Conducted by a team of editors and journalists from around the globe, the interview series will be bundled in monthly themes on the website, FutureFood2050.com. Some of the first interviewees (already posted on the site) include former Executive Director of the UN’s World Food Programme, Catherine Bertini; noted geneticist M.S. Swaminathan; and cutting-edge engineer Anjan Contractor.
“Feeding nine billion people by 2050 simply can’t happen without science and technology playing a leading role,” says FutureFood 2050 Contributing Editor Josh Schonwald. “This project will showcase leaders, thinkers, entrepreneurs and activists who are shaping the future of food from a wide variety of perspectives – some high tech, some not.
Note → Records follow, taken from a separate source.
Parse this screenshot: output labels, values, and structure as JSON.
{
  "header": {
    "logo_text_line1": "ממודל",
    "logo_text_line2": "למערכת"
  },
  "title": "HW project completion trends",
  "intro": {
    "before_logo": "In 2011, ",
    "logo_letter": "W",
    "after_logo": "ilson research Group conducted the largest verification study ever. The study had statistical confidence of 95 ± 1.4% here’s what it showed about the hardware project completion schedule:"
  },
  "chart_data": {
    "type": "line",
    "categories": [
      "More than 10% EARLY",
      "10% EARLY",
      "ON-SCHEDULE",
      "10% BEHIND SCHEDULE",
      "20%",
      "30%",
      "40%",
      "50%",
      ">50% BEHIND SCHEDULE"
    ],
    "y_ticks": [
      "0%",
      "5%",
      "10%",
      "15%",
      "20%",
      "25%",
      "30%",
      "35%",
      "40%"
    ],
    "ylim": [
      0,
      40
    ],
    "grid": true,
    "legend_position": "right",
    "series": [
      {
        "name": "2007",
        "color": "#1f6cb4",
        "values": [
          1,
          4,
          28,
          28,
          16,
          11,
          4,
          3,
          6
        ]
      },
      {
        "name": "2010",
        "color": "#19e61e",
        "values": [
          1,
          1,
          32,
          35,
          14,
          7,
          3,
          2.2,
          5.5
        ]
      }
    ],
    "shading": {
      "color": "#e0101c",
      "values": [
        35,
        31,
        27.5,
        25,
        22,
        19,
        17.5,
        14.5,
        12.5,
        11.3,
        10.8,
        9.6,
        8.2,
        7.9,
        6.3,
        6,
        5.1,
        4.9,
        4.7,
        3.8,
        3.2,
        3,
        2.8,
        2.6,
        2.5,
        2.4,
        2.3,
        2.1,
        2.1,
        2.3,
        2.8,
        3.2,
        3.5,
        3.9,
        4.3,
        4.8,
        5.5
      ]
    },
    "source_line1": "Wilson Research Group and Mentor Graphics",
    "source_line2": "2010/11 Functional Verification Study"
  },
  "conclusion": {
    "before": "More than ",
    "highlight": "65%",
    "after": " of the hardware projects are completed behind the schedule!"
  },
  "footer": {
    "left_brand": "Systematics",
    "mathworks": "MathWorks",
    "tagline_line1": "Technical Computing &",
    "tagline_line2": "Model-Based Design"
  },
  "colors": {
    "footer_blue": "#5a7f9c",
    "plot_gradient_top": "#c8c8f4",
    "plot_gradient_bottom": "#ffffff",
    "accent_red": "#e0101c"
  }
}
And along the way, we hope to foster a better dialogue about the options surrounding some of the world’s most complex, highly-charged issues.”
Meanwhile, the documentary portion of the FutureFood 2050 project is slated for release in mid- to late 2015 and will be distributed internationally, according to Director Scott Hamilton Kennedy. “Many films have focused on food issues, but they often neglect or misinterpret the role of science, sometimes relying on personal beliefs more than facts,” says Kennedy, an Academy Award nominee. “By looking at this challenge through the unbiased lens of science, our goal is to address critical questions surrounding food in a fair, transparent manner that will hopefully surprise, and maybe even transform us along the way.”
At IFT, current President Janet E. Collins says that the program exemplifies the organization’s mission of providing a safe and abundant food supply that contributes to healthier people everywhere. “We know that now more than ever, there is a need to directly communicate the facts about food science. By creating a compelling publishing and communications program to deliver our message, we can make the greatest impact for our membership and our community by showing the great promise of the profession in the decades ahead,” she remarks.